Avrupa'nın birçok bölgesi, mayıs ayından bu yana yağış eksikliği ve yüksek sıcaklıkların birleşmesinden dolayı şiddetli bir kuraklıkla karşı karşıya. Art arda gelen sıcaklık rekorları ülkelerin ekonomilerini birçok alanda tehdit ediyor. Yüzyıllardır kıtanın ekonomik can damarı olan nehirler üzerindeki ticaret yollarının günümüzde Avro bölgesine katkısının 80 milyar dolar civarında olduğu düşünüldüğünde, aşırı kuraklık sonucu birçok nehrin debisinin alçalması kıtaya yeni bir darbe daha indirebilir. Ukrayna'nın işgaliyle Rusya'ya uygulanan yaptırımlar sonucu enerji krizine giren Avrupa ülkelerinin bir de kuraklıktan dolayı ekonomik olarak küçülmesinin finansal sorunları daha da büyüteceği öngörülüyor. Bunun yanı sıra kuraklığın ekonomi üzerindeki tek olumsuz etkisi ticaret yollarıyla sınırlı değil. Azalan yağışlar ve artan sıcaklıklarla birlikte Avrupa tarımı ve nükleer santraller de risk altında.

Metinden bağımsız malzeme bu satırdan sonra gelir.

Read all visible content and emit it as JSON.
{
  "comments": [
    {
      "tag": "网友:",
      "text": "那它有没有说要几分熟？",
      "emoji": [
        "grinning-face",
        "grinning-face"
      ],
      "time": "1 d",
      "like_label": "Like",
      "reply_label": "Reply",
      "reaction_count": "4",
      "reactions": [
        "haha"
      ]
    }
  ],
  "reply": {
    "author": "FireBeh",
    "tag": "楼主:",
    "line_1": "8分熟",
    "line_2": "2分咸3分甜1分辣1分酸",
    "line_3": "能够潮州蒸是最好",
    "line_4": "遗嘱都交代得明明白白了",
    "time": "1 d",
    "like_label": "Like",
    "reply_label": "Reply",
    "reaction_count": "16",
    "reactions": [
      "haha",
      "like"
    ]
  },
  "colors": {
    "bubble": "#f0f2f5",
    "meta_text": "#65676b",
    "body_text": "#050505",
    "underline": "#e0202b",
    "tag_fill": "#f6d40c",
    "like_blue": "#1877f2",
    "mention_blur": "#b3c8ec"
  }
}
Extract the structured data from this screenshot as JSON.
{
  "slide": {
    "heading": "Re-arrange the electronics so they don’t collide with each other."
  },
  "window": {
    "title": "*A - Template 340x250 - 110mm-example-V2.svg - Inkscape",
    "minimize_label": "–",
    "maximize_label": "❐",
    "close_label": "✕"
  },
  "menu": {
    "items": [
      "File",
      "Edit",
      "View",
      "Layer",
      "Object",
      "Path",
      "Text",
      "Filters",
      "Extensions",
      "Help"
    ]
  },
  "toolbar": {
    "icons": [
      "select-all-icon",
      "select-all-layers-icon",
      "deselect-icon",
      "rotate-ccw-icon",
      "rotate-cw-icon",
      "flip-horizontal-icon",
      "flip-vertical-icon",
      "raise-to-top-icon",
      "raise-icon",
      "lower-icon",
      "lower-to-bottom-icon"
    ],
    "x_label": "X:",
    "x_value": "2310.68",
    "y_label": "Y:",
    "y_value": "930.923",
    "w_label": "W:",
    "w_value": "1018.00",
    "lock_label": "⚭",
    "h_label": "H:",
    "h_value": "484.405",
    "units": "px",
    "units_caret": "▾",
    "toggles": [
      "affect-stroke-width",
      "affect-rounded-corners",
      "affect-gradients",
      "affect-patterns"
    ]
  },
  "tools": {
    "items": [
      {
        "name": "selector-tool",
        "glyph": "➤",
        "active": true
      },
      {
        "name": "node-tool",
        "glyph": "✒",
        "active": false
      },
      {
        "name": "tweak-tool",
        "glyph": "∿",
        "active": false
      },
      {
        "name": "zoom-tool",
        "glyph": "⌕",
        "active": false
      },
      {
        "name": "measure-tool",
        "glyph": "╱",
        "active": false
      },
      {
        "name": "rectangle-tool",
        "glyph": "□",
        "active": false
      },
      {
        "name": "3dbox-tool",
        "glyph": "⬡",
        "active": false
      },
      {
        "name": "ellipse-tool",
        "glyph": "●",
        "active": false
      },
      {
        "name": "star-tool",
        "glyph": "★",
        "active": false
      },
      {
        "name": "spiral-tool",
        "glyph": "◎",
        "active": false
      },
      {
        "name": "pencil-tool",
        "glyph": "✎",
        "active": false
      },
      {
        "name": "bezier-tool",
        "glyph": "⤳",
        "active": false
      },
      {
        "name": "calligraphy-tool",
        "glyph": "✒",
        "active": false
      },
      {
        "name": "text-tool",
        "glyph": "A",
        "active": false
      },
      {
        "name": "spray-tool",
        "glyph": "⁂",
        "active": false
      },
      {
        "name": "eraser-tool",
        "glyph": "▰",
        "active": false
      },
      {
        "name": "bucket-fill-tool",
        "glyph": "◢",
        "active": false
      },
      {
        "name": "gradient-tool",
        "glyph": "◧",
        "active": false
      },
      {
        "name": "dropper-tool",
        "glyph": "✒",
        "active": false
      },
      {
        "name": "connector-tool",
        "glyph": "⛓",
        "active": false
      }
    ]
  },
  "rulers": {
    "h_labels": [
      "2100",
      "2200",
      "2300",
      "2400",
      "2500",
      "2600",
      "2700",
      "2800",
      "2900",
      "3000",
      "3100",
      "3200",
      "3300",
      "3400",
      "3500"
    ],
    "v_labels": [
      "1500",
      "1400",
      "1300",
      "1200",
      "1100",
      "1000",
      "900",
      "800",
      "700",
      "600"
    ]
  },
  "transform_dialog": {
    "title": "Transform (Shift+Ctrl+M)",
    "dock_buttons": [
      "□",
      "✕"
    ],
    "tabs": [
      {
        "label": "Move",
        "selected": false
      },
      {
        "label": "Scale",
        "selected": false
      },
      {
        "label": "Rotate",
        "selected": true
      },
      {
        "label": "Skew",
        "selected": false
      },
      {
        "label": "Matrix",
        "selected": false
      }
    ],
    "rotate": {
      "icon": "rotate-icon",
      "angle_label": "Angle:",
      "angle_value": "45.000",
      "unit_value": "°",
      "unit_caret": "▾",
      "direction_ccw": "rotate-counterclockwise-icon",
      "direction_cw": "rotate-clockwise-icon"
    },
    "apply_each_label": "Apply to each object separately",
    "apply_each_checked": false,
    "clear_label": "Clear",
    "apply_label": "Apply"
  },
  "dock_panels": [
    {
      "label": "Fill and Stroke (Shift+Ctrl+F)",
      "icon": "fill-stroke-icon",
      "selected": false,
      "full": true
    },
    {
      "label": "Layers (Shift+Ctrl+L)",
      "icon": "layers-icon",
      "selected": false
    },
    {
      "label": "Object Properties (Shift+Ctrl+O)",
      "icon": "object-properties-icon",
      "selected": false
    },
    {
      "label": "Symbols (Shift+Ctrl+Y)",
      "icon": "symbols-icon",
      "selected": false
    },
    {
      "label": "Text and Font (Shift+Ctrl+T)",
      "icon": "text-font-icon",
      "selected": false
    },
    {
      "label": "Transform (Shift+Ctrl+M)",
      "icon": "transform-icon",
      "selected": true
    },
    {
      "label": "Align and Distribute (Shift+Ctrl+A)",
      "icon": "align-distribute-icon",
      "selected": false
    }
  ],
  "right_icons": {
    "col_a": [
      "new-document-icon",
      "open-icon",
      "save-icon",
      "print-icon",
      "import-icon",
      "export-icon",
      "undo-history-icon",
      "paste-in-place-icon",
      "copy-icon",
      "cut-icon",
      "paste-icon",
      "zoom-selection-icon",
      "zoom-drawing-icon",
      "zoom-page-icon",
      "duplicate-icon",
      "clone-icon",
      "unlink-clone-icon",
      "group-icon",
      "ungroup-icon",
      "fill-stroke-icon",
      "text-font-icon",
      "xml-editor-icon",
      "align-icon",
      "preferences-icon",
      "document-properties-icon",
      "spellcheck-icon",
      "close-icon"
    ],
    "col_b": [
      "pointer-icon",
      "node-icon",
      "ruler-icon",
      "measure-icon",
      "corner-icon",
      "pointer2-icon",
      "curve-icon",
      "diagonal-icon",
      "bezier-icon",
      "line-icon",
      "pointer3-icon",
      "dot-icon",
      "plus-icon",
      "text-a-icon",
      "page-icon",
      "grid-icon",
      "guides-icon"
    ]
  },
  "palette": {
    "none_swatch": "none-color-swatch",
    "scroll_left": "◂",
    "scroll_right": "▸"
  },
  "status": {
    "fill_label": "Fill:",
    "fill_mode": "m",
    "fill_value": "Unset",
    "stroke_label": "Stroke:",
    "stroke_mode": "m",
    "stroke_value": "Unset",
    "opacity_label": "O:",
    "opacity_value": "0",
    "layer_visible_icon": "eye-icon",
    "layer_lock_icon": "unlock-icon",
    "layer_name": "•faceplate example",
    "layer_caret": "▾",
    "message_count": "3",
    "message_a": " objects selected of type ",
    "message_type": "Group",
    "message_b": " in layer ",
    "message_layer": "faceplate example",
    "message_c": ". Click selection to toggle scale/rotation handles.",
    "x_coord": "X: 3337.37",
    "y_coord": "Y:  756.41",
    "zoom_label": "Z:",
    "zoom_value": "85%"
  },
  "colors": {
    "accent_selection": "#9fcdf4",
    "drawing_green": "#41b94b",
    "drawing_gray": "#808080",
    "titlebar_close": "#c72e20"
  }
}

İTALYAN TARIMI RİSK ALTINDA
İtalya’nın en uzun ve tarım için yüksek öneme sahip olan Po nehri son 70 yılın en kurak dönemini geçiriyor. Po vadisi, İtalyan tarımının yüzde 30'unu tek başına üretiyor. İtalyanların endişeli olmasına sebep olan tek nehir Po değil; Toskana bölgesindeki Tiber nehri de bir hafta öncesine göre yarım metre alçalmış durumda. Ülke tarımında susuzluktan kaynaklı verim düşüşü beklenirken bu durumun meyve ve sebze fiyatlarının yükselmesine yol açması bekleniyor. İspanya'da da kuraklıktan dolayı zeytinyağı üretiminin geçen yıla göre üçte bir oranında daha düşük olacağı belirtiliyor.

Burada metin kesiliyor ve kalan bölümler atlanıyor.